2 15 ounce cans chickpeas (garbanzo beans)
4 teaspoons ground cinnamon
1 teaspoon kosher salt
4 teaspoons sugar, plus more for sprinkling
2 teaspoons brown sugar
4 teaspoons extra virgin olive oil
4 teaspoons honey
Preheat the oven to 375 degrees.
Drain the chickpeas, and rinse well under cold water until the starchiness is gone. Place the chickpeas on a paper towel, and pat dry.
In a medium bowl, combine the cinnamon, salt, sugar, and brown sugar, then add the chickpeas and toss together. Once well coated, add in the olive oil, and toss again to combine.
Scatter onto a baking sheet, and roast for 35-40 minutes, shaking the pan every 10 minutes.
In another medium sized bowl, add the 4 teaspoons of honey. Place the hot chickpeas directly on top straight out of the oven, and toss to combine. Spread back out on the baking sheet, and let rest for 10-15 minutes until cooled.

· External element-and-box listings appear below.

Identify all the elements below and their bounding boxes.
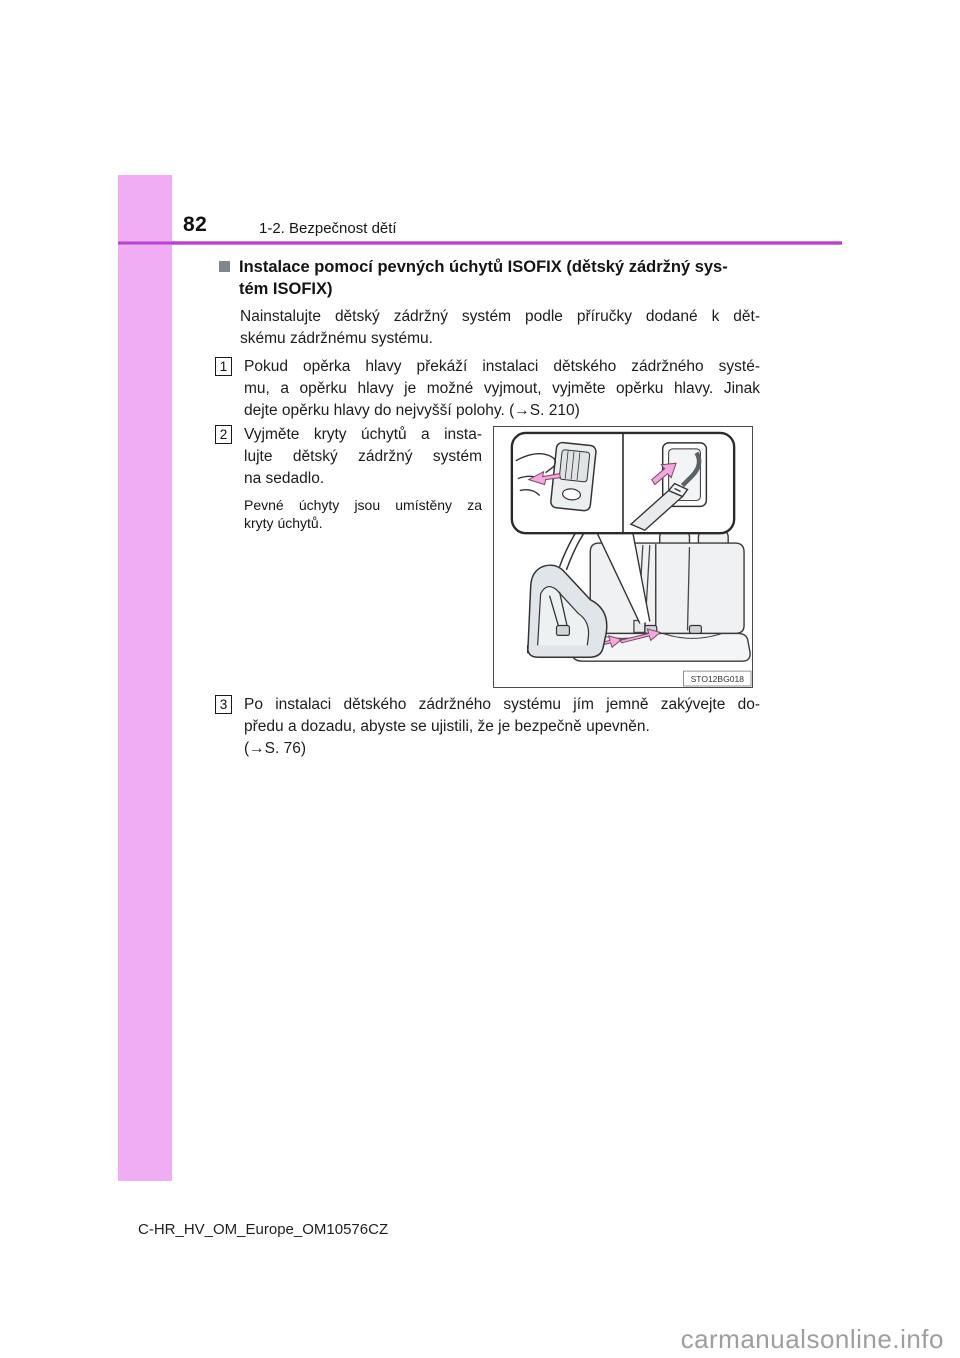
step-number-box-3 — [215, 695, 232, 714]
isofix-illustration — [493, 426, 753, 688]
step-3-text — [244, 694, 760, 760]
step-2-text — [244, 424, 482, 490]
step-line: (→S. 76) — [244, 740, 307, 757]
isofix-illustration-svg — [494, 427, 752, 687]
step-2-note — [244, 497, 482, 532]
step-line: předu a dozadu, abyste se ujistili, že je bezpečně upevněn. — [244, 718, 650, 735]
step-number: 2 — [219, 427, 228, 442]
paragraph-line: skému zádržnému systému. — [240, 330, 433, 347]
step-number-box-2 — [215, 425, 232, 444]
step-line: Pokud opěrka hlavy překáží instalaci dětského zádržného systé- — [244, 358, 760, 375]
section-heading-text — [239, 256, 728, 300]
heading-line: Instalace pomocí pevných úchytů ISOFIX (dětský zádržný sys- — [239, 258, 728, 276]
section-heading — [219, 256, 749, 300]
figure-label: STO12BG018 — [690, 674, 744, 685]
step-line: Vyjměte kryty úchytů a insta- — [244, 426, 482, 443]
header-rule — [118, 241, 842, 245]
step-line: na sedadlo. — [244, 470, 325, 487]
note-line: Pevné úchyty jsou umístěny za — [244, 497, 482, 513]
square-bullet-icon — [219, 261, 230, 272]
note-line: kryty úchytů. — [244, 514, 323, 531]
step-number-box-1 — [215, 357, 232, 376]
inset-detail-panel — [512, 433, 734, 533]
step-number: 3 — [219, 697, 228, 712]
chapter-color-bar — [118, 175, 172, 1181]
document-code: C-HR_HV_OM_Europe_OM10576CZ — [138, 1221, 389, 1238]
watermark: carmanualsonline.info — [680, 1324, 944, 1354]
step-line: dejte opěrku hlavy do nejvyšší polohy. (→S. 210) — [244, 402, 580, 419]
step-number: 1 — [219, 359, 228, 374]
harness-buckle — [557, 625, 570, 635]
step-line: lujte dětský zádržný systém — [244, 448, 482, 465]
page-number: 82 — [183, 213, 208, 236]
paragraph-line: Nainstalujte dětský zádržný systém podle příručky dodané k dět- — [240, 308, 760, 325]
step-line: Po instalaci dětského zádržného systému jím jemně zakývejte do- — [244, 696, 760, 713]
intro-paragraph — [240, 306, 760, 350]
section-header: 1-2. Bezpečnost dětí — [259, 220, 397, 237]
step-1-text — [244, 356, 760, 422]
heading-line: tém ISOFIX) — [239, 280, 333, 298]
step-line: mu, a opěrku hlavy je možné vyjmout, vyjměte opěrku hlavy. Jinak — [244, 380, 760, 397]
figure-label-box — [684, 671, 751, 686]
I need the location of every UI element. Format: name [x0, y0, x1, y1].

Then... go for it and enjoy!
Car snacks!!!! We are driving back to Pittsburgh tonight for a long weekend, and road trip snacks are always a must. Both Wes and I love a roasted chickpea, but we have always made them as a spicy/savory snack. I figured a cinnamon sugar version could never be a bad thing... and boy was I right. The other thing that is great about this recipe is that the honey coating helps them to stay nice and crispy, even after a few hours. This is an impossible feat for just a normal oven baked recipe, that can stay crispy while you snack on them right out of the oven... but give them an hour and they've lost it. We're going to enjoy these all the way to the burgh, and hope everyone has a happy Halloween weekend!